When looking for a cheap subcompact car worth buying, the Honda Fit is often included among those worthy of mentioning. Its twin, the Honda Jazz is sold throughout Europe and Asia as well as the hybrid Honda Jazz Crosstar featuring two-motor hybrid technology. The Honda Fit is more or less a more affordable alternative to the Honda Civic hatchback, which was picked best over the Mazda 3 by MotorTrend in 2019.

Sadly, the new fourth-generation Fit may not be sold in the United States due to a 17 percent drop in sales in 2019. Nevertheless, despite many of the improvements seen in the 2018 through 2020 Honda Fit models, owners of the 2015 Honda Fit hated even sitting in it.
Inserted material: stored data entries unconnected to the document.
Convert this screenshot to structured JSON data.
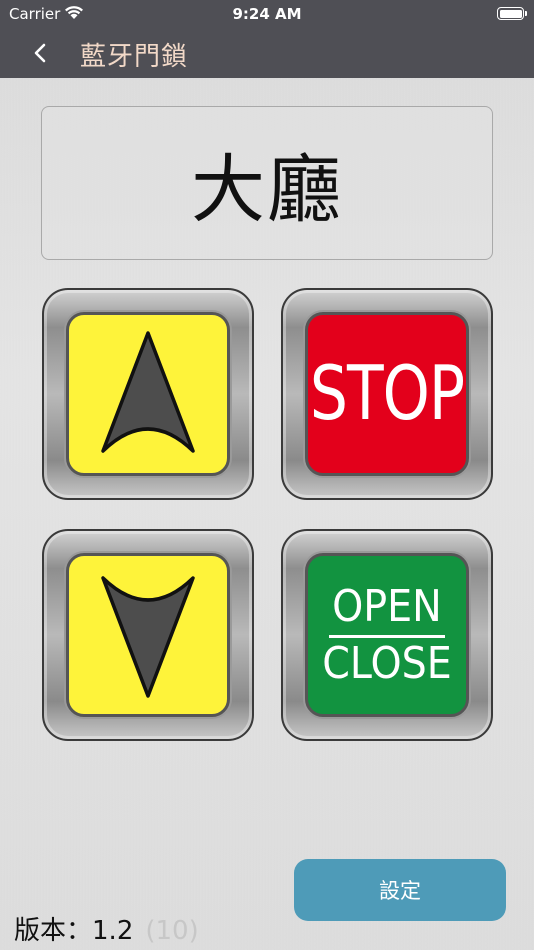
{
  "status_bar": {
    "carrier": "Carrier",
    "time": "9:24 AM"
  },
  "nav": {
    "title": "藍牙門鎖",
    "back_icon": "chevron-left-icon"
  },
  "display": {
    "room_name": "大廳"
  },
  "controls": {
    "up_icon": "arrow-up-icon",
    "down_icon": "arrow-down-icon",
    "stop_label": "STOP",
    "open_label": "OPEN",
    "close_label": "CLOSE"
  },
  "settings": {
    "label": "設定"
  },
  "version": {
    "label": "版本：",
    "number": "1.2",
    "build": "(10)"
  },
  "colors": {
    "bar": "#4f4f55",
    "title": "#f2d9c8",
    "yellow": "#fef33a",
    "stop_red": "#e3001b",
    "open_close_green": "#129340",
    "settings_button": "#4e9bb8"
  }
}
Let’s go over some of the major complaints drivers reported concerning the 2015 Honda Fit, especially for those considering buying a pre-owned Fit.

The Fit fell from fab to drab

David Undercoffler of the Los Angeles Times wrote: “The Honda Fit was easily the best subcompact on the market—great fun to drive and a deft mix of efficiency, interior space and value. Then Honda discovered that fun doesn’t sell.” Honda managed to suck “out all the joy from the car’s handling,” Undercoffler continued. Redesign flaws in the 2015 Fit resulted in it being outsold by other cars of its class like the Hyundai Accent, Ford Fiesta, and Chevy Sonic. 

The 2015 Honda Fit marked the first model year for the third generation. Thanks to erroneous redesign concepts, the third generation of Honda Fit would be mired in negative reviews. Major drawbacks reported by drivers included how the car felt on the road; even though it was supposed to look sporty, drivers complained that the Fit drove “too rough,” Undercoffler further wrote in his article.

Nonetheless, the Fit wasn’t always that bad. The very first model of Honda Fit (2002) had only one issue drivers complained of: the engine ran rough. The 2007 Honda Fit was the second-worst model year to the 2015 model with steering problems being at the top of the list, engine problems running a close second, and interior accessory problems coming in at third-place. Amazingly, there were approximately 14 additional complaints of problems with the transmission, the body, the electrical system, the windows (including the windshield), the air conditioning and heating system, among other things.

Sporty looks and nothing much else

Between 2008 and 2014, complaints decreased with the 2014 Fit being the best year since 2002. Then came the 2015 Fit, which had four recalls filed against it, including “Improper Rear Grab Rail Bracket/FMVSS 214/226” (over 25,300 affected), “Transmission Software May Result In Pulley Damage” (over 143,600 affected), “Plug Top Ignition Coil Damage” (over 17,400 affected), and “Incorrect A-Pillar Cover Installed” (over 6,000 affected).

Other issues that plagued the 2015 Honda Fit include one investigation, 135 Technical Service Bulletins (TSBs), and countless complaints about being extremely uncomfortable to drive (the No. 1 complaint).

Honda Fit safety ratings

According to the Chicago Tribune, “The Honda Fit and Fiat 500, made by No. 3 U.S. automaker Chrysler Group LLC, were the worst performers” in an Insurance Institute for Highway Safety (IIHS) crash test. “Only one of 11 mini cars tested by the IIHS won an overall ‘Acceptable’ rating in the so-called small overlap front crash test, the Chevrolet Spark made by General Motors Co.”

However, in all fairness, most people accept the fact that most mini cars suffer a safety disadvantage due to their small, sporty size. If only it drove a lot better. That is why a huge market for aftermarket performance upgrades for the 2015 Honda Fit exist, including transmissions, cooling systems, better engine components, performance chips, improved air intake systems, suspension upgrades, better brakes, improved exhaust systems, among others.